Graeme Samuel issued the advice following last week’s comments by Fairfax chief executive Brian McCarthy, who announced that he would like to hold talks with rival News Limited about ways in which the two businesses could maximise profits from their respective online operations.
Mr McCarthy told The Age “If there’s opportunities to engage with News Limited we would like to look at those as an option.”
At the time Samuel commented that Australia’s largest newspaper publishers would “be better to talk to us, of maybe just talk to their lawyers, before they talk to each other”.
He has since gone further by stressing the need for both companies to abide by the Trade Practices Act, which outlaws anti-competitive behaviour by businesses.
Samuel told Crikey, “I’ve spoken to both organisations and reminded them of their responsibilities under the Act.”
Samuel has taken a keen interest in the activities of the newspaper industry, describing the potential risks as “Trade Practices 101”.
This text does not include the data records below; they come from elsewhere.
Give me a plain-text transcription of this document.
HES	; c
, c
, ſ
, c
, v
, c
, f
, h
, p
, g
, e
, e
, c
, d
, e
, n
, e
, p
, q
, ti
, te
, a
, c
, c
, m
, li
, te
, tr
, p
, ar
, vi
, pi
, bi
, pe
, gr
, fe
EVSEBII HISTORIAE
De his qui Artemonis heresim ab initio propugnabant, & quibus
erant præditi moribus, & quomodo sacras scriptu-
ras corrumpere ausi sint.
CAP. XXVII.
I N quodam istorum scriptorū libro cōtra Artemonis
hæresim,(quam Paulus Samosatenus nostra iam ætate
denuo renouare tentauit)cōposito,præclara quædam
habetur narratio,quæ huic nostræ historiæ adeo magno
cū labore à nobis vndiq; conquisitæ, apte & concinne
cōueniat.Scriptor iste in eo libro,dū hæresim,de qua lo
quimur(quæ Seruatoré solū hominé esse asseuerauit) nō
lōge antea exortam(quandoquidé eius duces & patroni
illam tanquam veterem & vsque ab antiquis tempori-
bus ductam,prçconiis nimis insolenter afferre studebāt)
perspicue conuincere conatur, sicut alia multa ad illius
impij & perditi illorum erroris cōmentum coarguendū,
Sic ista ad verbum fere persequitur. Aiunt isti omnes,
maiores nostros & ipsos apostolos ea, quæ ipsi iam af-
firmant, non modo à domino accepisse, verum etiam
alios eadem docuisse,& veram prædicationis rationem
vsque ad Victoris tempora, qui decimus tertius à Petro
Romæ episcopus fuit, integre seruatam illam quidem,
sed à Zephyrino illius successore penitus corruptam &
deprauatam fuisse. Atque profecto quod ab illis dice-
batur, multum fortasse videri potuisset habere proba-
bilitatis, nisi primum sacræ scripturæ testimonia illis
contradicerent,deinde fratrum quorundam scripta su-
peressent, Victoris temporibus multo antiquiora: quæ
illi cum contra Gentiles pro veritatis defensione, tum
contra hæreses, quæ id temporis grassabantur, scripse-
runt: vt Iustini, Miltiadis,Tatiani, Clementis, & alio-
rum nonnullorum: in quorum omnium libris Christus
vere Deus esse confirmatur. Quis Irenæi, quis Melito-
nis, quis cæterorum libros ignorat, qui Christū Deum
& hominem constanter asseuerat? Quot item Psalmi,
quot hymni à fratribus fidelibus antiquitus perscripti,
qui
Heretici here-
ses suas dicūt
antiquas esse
“It is a cornerstone of the Trade Practices Act that companies should not make arrangements, agreements or undertakings which limit competition.”
Samuel said both companies have assured him that they have not held discussions with each other and that they will talk to the ACCC before they do.
However, observers have told Crikey that they fear the industry is already behaving like a cartel and have pointed to a readership measurement tender announced recently by the industry body, Newspaper Works.
As a consortium of Fairfax, News Limited, APN and Western Australian Newspapers, Newspaper Works has called for expressions of interest from companies to measure the consumption and circulation of Australian newspapers in order to provide data for advertisers and media buyers.
Industry insiders believe it will be a case of foxes running the hen house because the publishers will gain greater control over the data which is given to media buyers and advertisers.
One observer told Crikey that in future “newspaper publishers will have the power to decide what data they release to advertisers” and that the company should be seeking an exemption to the Trade Practices Act from the ACCC if it believes it is in the public interest for it to act an industry-wide body.
The insider told Crikey that Newspaper Works has not sought an exemption under the Act.
Samuel told Crikey that he is unaware of the tender.